Wellington Holiday Parade To Honor Longtime Organizer Dennis Witkowski As Grand Marshal On Sunday, Dec. 9

Wellington Holiday Parade To Honor Longtime Organizer Dennis Witkowski As Grand Marshal On Sunday, Dec. 9

Wellington’s Holiday Parade is 35 years old — older than the Village of Wellington itself. Presented by the Central Palm Beach County Chamber of Commerce, this year’s parade on Sunday, Dec. 9 will give attendees a chance to thank its visionary organizer, Dennis Witkowski, who will be honored as this year’s grand marshal.

As self-effacing as he is popular, Witkowski never would have agreed to such a thing, so the vote was taken when he was absent.

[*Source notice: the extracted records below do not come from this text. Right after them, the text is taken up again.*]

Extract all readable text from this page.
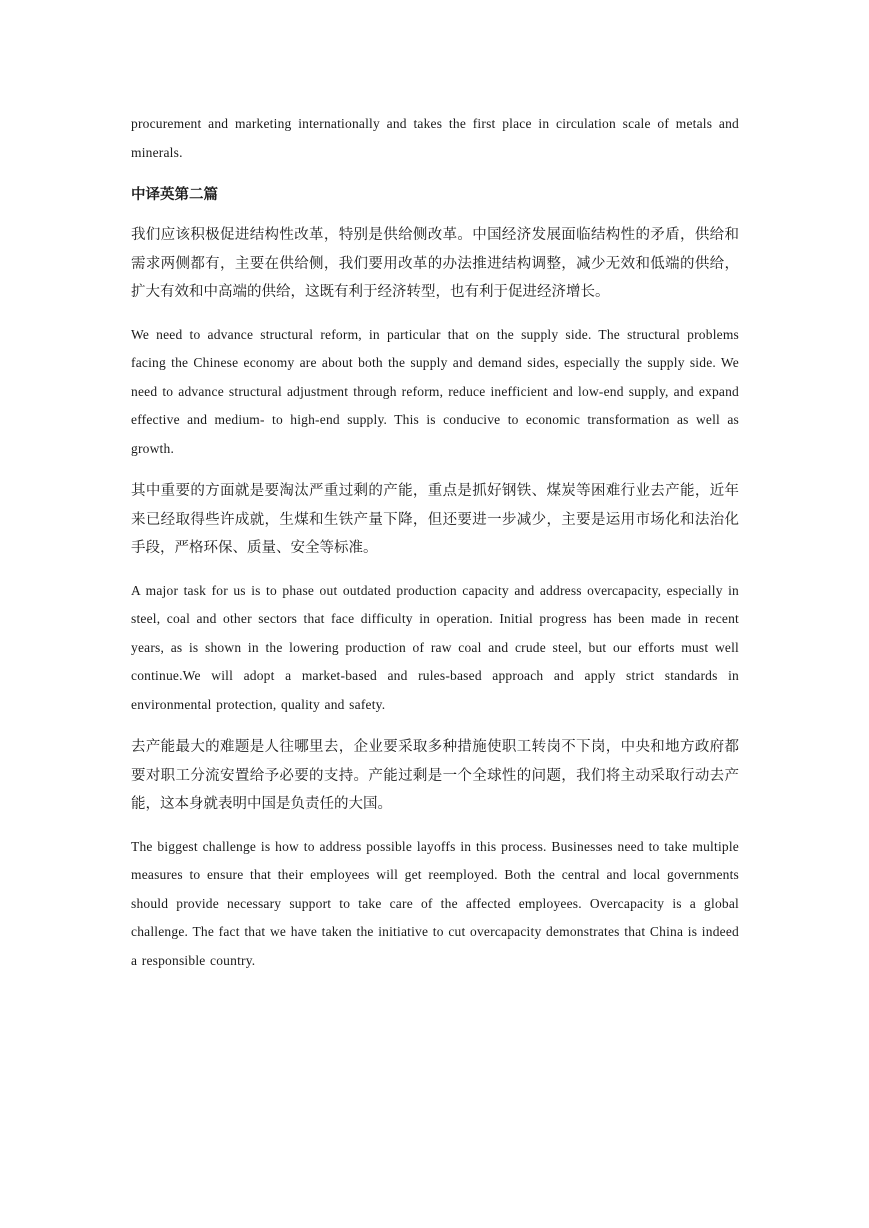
procurement and marketing internationally and takes the first place in circulation scale of metals and minerals.

中译英第二篇

我们应该积极促进结构性改革，特别是供给侧改革。中国经济发展面临结构性的矛盾，供给和需求两侧都有，主要在供给侧，我们要用改革的办法推进结构调整，减少无效和低端的供给，扩大有效和中高端的供给，这既有利于经济转型，也有利于促进经济增长。

We need to advance structural reform, in particular that on the supply side. The structural problems facing the Chinese economy are about both the supply and demand sides, especially the supply side. We need to advance structural adjustment through reform, reduce inefficient and low-end supply, and expand effective and medium- to high-end supply. This is conducive to economic transformation as well as growth.

其中重要的方面就是要淘汰严重过剩的产能，重点是抓好钢铁、煤炭等困难行业去产能，近年来已经取得些许成就，生煤和生铁产量下降，但还要进一步减少，主要是运用市场化和法治化手段，严格环保、质量、安全等标准。

A major task for us is to phase out outdated production capacity and address overcapacity, especially in steel, coal and other sectors that face difficulty in operation. Initial progress has been made in recent years, as is shown in the lowering production of raw coal and crude steel, but our efforts must well continue.We will adopt a market-based and rules-based approach and apply strict standards in environmental protection, quality and safety.

去产能最大的难题是人往哪里去，企业要采取多种措施使职工转岗不下岗，中央和地方政府都要对职工分流安置给予必要的支持。产能过剩是一个全球性的问题，我们将主动采取行动去产能，这本身就表明中国是负责任的大国。

The biggest challenge is how to address possible layoffs in this process. Businesses need to take multiple measures to ensure that their employees will get reemployed. Both the central and local governments should provide necessary support to take care of the affected employees. Overcapacity is a global challenge. The fact that we have taken the initiative to cut overcapacity demonstrates that China is indeed a responsible country.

“Dennis missed a committee meeting, and we took that opportunity to make him grand marshal,” laughed Mary Lou Bedford, CEO of the Central Palm Beach County Chamber of Commerce. “Typically, the grand marshal rides in front, but because Dennis organizes the entire parade, he’ll come up right before Santa Claus at the end.”

Witkowski envisioned the parade when Wellington, then an unincorporated community, was in its infancy. As people began to move to the area, and the first chamber of commerce was formed, he wanted a signature event to bring the western communities together. He brought his idea to the chamber board, and the rest is history.

“It’s half of my life. I’m 71 now,” Witkowski said. “In the beginning, my line was that I did it because I wanted to give something back to the community that had been so good to me.”

Over time, however, Witkowski came to a realization. “It’s not only doing something for the community — the parade gives me so much. The parade feeds me, I don’t feed it. It’s so rewarding; it gives me a warmth all over. I love it! I look forward to it all year,” he said. “It’s a love of my life; the next thing to family to me. It’s like an extra child — something I birthed and helped grow up. It’s part of my fabric.”

Witkowski estimates that when the parade was born in 1983, there were about 6,000 people living in Wellington. The first few parades attracted about 3,000 spectators.

“Now we have 3,000 participants in the parade, and about 20,000 spectators,” he said. “We have 10 marching bands, up from two. When we started, there was no commercial business on State Road 7 at all. There was one orange orchard near Forest Hill where you could get a glass of orange juice and look at an alligator. Now there are 60,000 residents in Wellington alone, and the parade is the same great blending of the community that it has always been — the deputies and firemen working in concert with the Village of Wellington and the chamber to make it the seamless event that it is.”

Witkowski is particularly proud of the fact that many of the early decisions made regarding the parade were good decisions — the staging, the dispersal, the order of march and, of course, the route. Not much of that has changed in 35 years.

The Holiday Parade will step off at 1:30 p.m. on Sunday, Dec. 9, and run along Forest Hill Blvd. from the original Wellington Mall at Wellington Trace to the Wellington Community Center.

“A few times over the years, people wanted to consider a different route,” Witkowski recalled. “They talked about moving it to different communities, or down South Shore Blvd. due to traffic concerns. But the fact that we’ve had consistency is another wonderful part of it. Come that Sunday in December, everybody knows where it starts and where it ends. It inconveniences travel on Forest Hill for a few hours a year, but that’s a small price to pay. The crowds get bigger each year, and people sign up earlier, and everyone’s excited to know what the theme is so they can start planning for it earlier.”

This year’s parade theme, by the way, is “Holiday in Paradise.”

The floats, the marching bands, the dancers — everyone has their favorite part of the parade, including Witkowski himself.

“My favorite entries are the littlest ones,” he said. “The mothers are always concerned if they’re going to be able to walk that far, but they always make it. A couple of people now serving on the Wellington Village Council remember being in the parade as children, and now their kids are in it.”

Witkowski can relate to that. “One of the dearest memories that my wife Maureen and I share is of the first year, when my kids were riding in the back of a horse-drawn wagon,” he recalled. “The wagon hit a bump, and one of my sons fell out. No one let him move until we came to take him to the emergency room. He was complaining of a buzzing in his head, and we were worried he had a concussion. It turned out that a beetle had crawled into his ear while he was lying on the ground.”

Bedford said that Witkowski is a great family man, businessman and leader. “Our crew is so great, and Dennis gets them to pull together,” she said. “On parade day, he stands up there, very imposing, like a conductor. It doesn’t hurt that he’s tall, of course, but he’s just such a good person. The other volunteers work to line everyone up, and Dennis paces everybody and greets them all. It’s a labor of love that he does with enthusiasm.”